En una reveladora charla con SEMANA, el designado ministro de Hacienda, Miguel Gómez Martínez, trazó la hoja de ruta de lo que será la política económica de Abelardo De La Espriella. El economista habló del manejo de la deuda pública, de la política fiscal, de los planes con Ecopetrol, de la política minero-energética, de la posible llegada del fenómeno El Niño y otros asuntos.

También narró con detalle y preocupación lo que el equipo de empalme ha encontrado en el Gobierno de Gustavo Petro. “Desde que decidí asumir estas responsabilidades, estoy como en una montaña rusa. Hay momentos en los que siento que todo es posible y después tengo mucha preocupación por la gravedad de los temas que estoy conociendo”, aseguró en el diálogo con SEMANA.
Vea la entrevista del designado ministro de Hacienda con las periodistas Cristina Castro y Martha Morales:

Ese mismo malestar fue expresado por el presidente electo, Abelardo De La Espriella, en su mensaje al país el pasado domingo. “Recibimos la transferencia del poder del Gobierno más corrupto de toda nuestra historia. Están asustados como el conductor de un carro que lleva un muerto en el baúl y la Policía lo para. Por eso, tanto nerviosismo y tantos ataques”, puntualizó.

Gómez Martínez contó cómo constataron que el gasto público se ha disparado a niveles insostenibles. Además, anunció que la primera medida que tomarán el 7 de agosto, a través de un decreto, será el congelamiento del gasto. “El Gobierno saliente expidió recientemente un decreto de austeridad, pero lo que sabemos es que, en la práctica, eso no se está cumpliendo. Por el contrario, están gastando a dos manos y están comprometiendo los recursos”.
Vea al ministro designado de Hacienda hablar de los subsidios y los contratos de prestación de servicios:

El ministro designado narró que entre enero y abril, según cifras del Ministerio de Hacienda, el Estado está gastando 40 billones de pesos al mes en promedio, más de un billón de pesos al día. Asimismo, indicó que el Estado está recibiendo mensualmente alrededor de 28 billones de pesos.
Ante esto, explicó que el problema crece si se tiene en cuenta que todo lo faltante se cubre con deudas. “Comparativamente, implica que un bebé al nacer hoy en Colombia ya debe 20 millones de pesos. Y, así mismo, cada uno de los 52 millones de colombianos debe, por cuenta del gasto público. Cuando se miran las cifras en conjunto, lo primero que uno piensa es que esto está fuera de control”.

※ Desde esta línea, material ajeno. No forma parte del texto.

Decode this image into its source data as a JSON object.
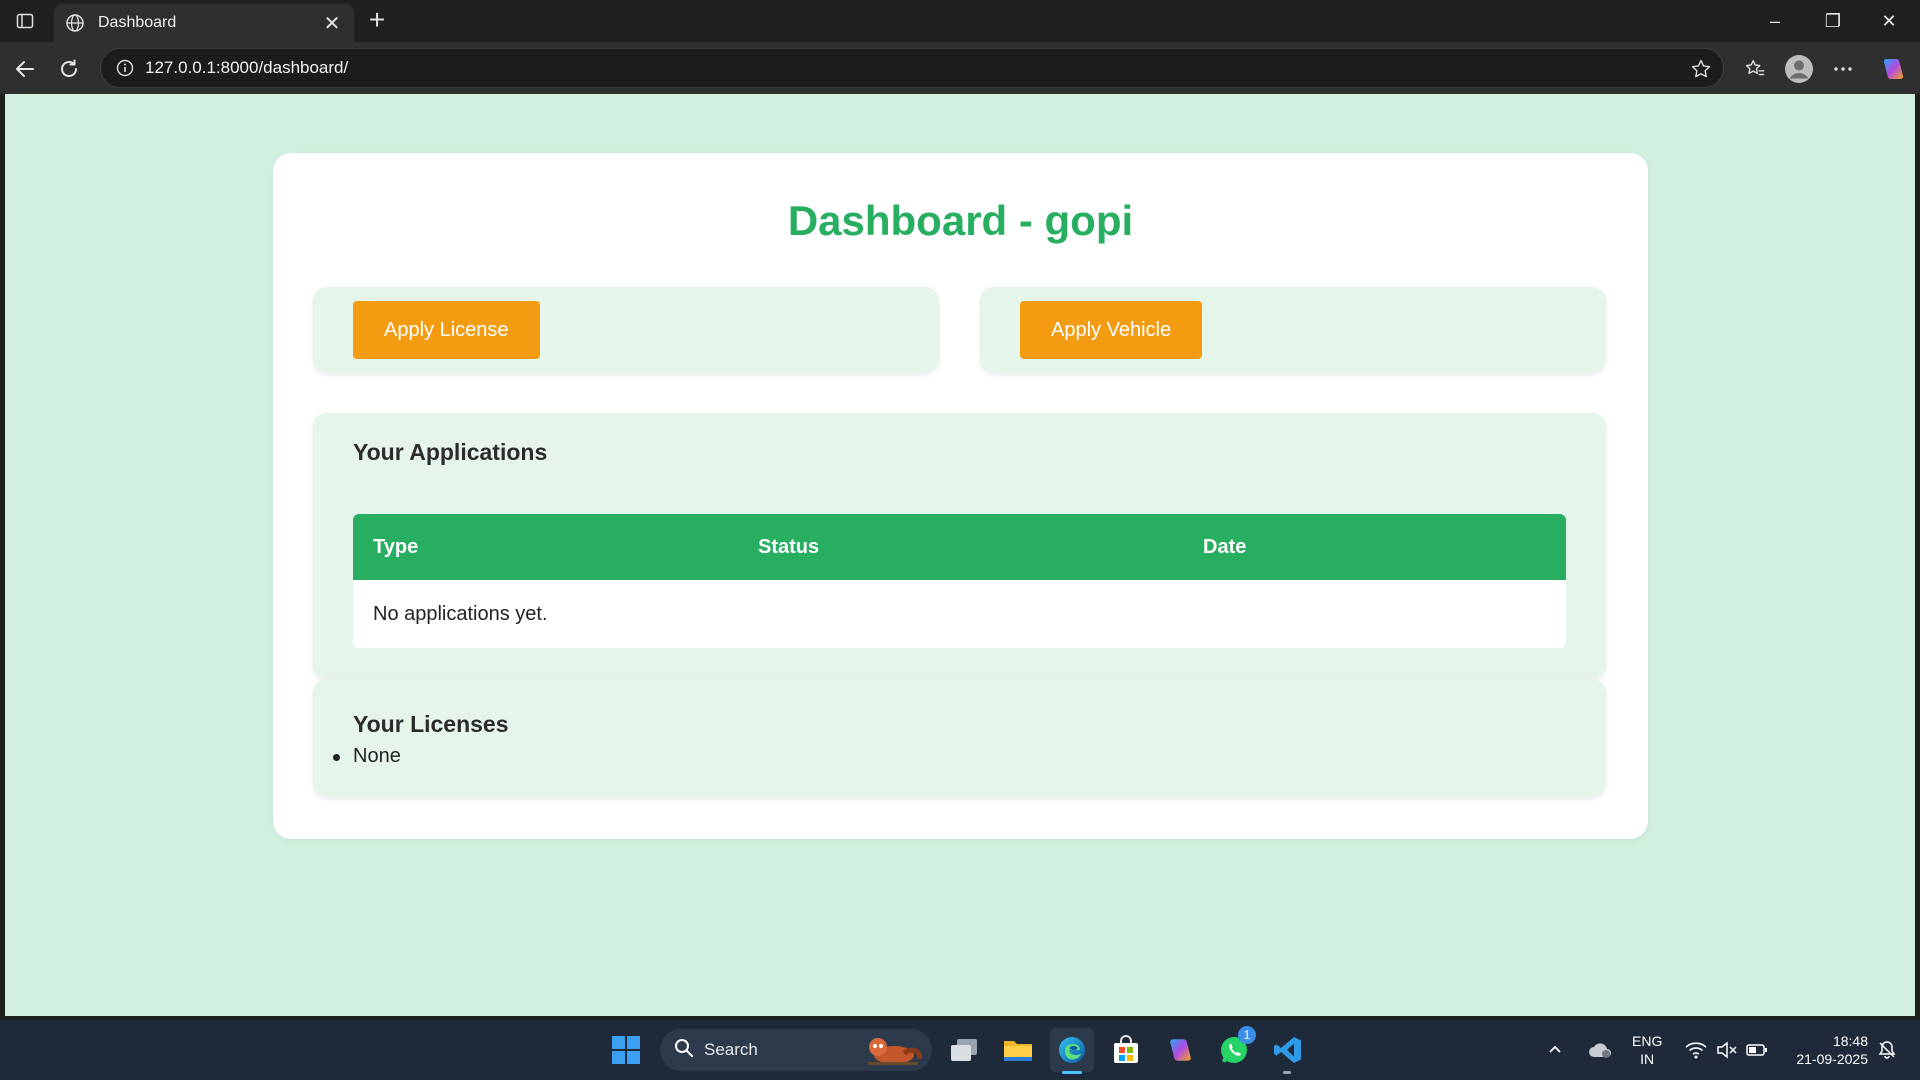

Hubo un asunto al que el ministro Gómez Martínez le dedicó especial atención: los contratos de prestación de servicios. Aseguró que se trata de uno de los asuntos donde el gasto se ha disparado sin control.
“En cuanto a las órdenes de prestación de servicios, es un tema sobre el cual sí hay que tener prudencia. La Contraloría General dijo que en enero de 2026, un mes anterior a la entrada de la Ley de Garantías, se firmaron 523.000 contratos de prestación de servicios. Es una cifra impresionante, con un costo presupuestal de 33 billones de pesos. ¿Cuántos de esos contratos son favores políticos? No sabemos. ¿Cuántos son legítimos, de gente que efectivamente está prestando un servicio al Estado? Tampoco sabemos porque sobre esas cifras hay absoluta opacidad”.

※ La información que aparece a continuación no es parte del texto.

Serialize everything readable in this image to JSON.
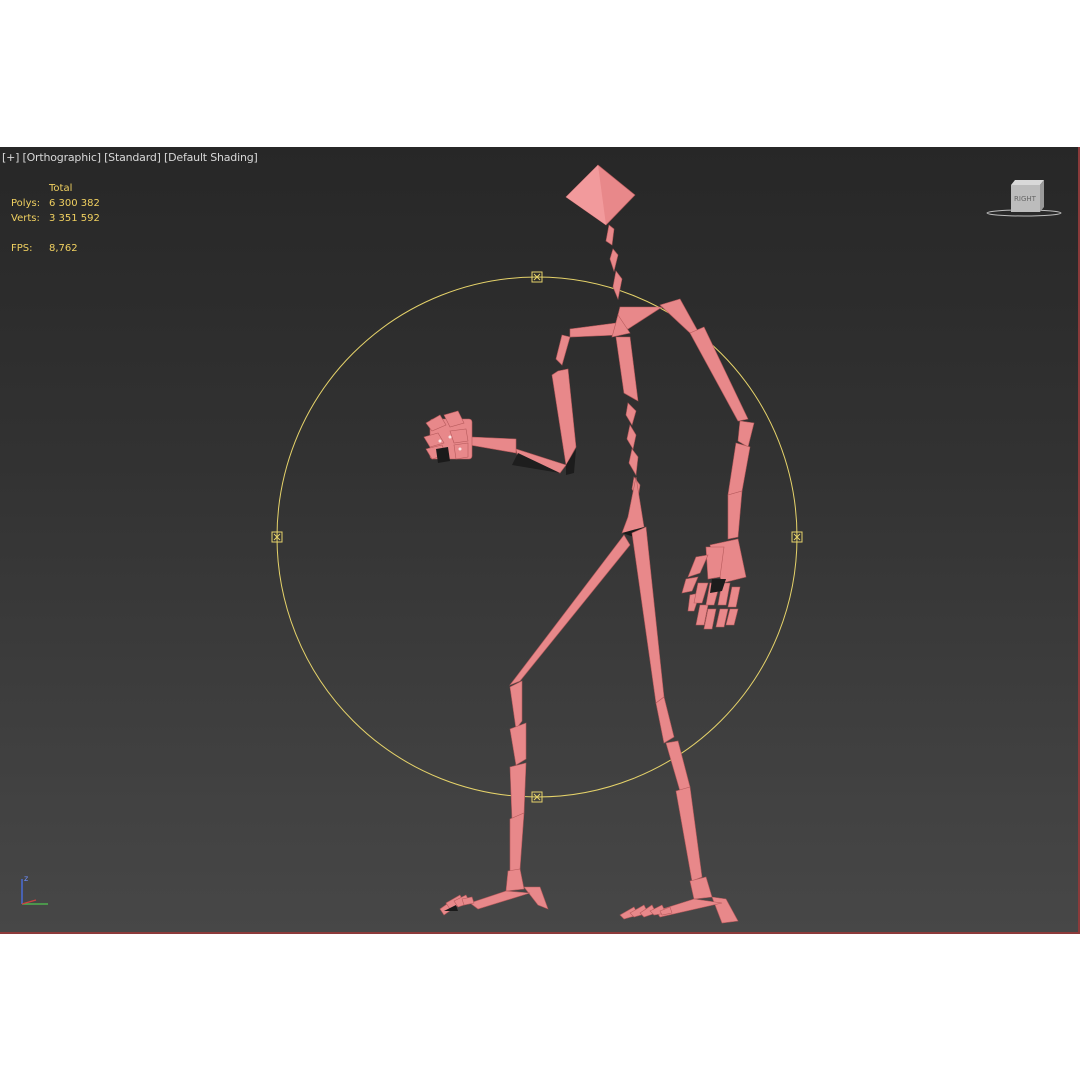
{
  "viewport": {
    "label_plus": "[+]",
    "label_view": "[Orthographic]",
    "label_style": "[Standard]",
    "label_shading": "[Default Shading]",
    "border_color": "#8c3a3a"
  },
  "stats": {
    "header": "Total",
    "polys_label": "Polys:",
    "polys_value": "6 300 382",
    "verts_label": "Verts:",
    "verts_value": "3 351 592",
    "fps_label": "FPS:",
    "fps_value": "8,762",
    "color": "#f0d060"
  },
  "viewcube": {
    "face_label": "RIGHT",
    "icon": "viewcube-icon"
  },
  "scene": {
    "bone_color": "#e8888a",
    "selection_circle_color": "#e6d36a"
  },
  "axis_tripod": {
    "z_label": "z",
    "icon": "axis-tripod-icon"
  }
}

Gómez Martínez aseguró que “una de las primeras labores que tiene que hacer cada ministro es mirar en ese inventario de órdenes de prestaciones de servicios cuáles realmente necesita el Estado para continuar operando y cuáles eran empleos asignados a personas ideológicamente afines al Gobierno saliente. Es una tarea difícil y se la vamos a pedir al equipo de empalme”.

Agregó: “A un mes de salir, siguen comprometiendo el presupuesto de la nación para pagar favores. Eso no solo es algo mal hecho, sino antiético. Uno no dilapida así el dinero de los colombianos. Y aquí quiero enfatizar un mensaje: no hay dineros públicos. Es una ficción contable. Los dineros que tiene el Estado los produjeron los ciudadanos con el sudor de su frente. Pagaron los impuestos. Así que uno debería ser muy cuidadoso en cómo gasta esa plata. El dinero público es de los contribuyentes. Si empezamos a ver las cosas así, las finanzas públicas se van a empezar a ordenar”.

Por otra parte, en entrevista con SEMANA, el ministro designado del Interior, Rodrigo Lara, también encendió las alarmas. “Estamos muy preocupados por lo que estamos viendo en muchas entidades. Estamos viendo a funcionarios corriendo para adjudicar contratos a última hora. Aprovecho y le hago un llamado a los organismos de control para que estén muy atentos a los contratos de última hora. Y le hago un llamado a los funcionarios para que detengan estos contratos, en algunos casos cuantiosos e injustificables”.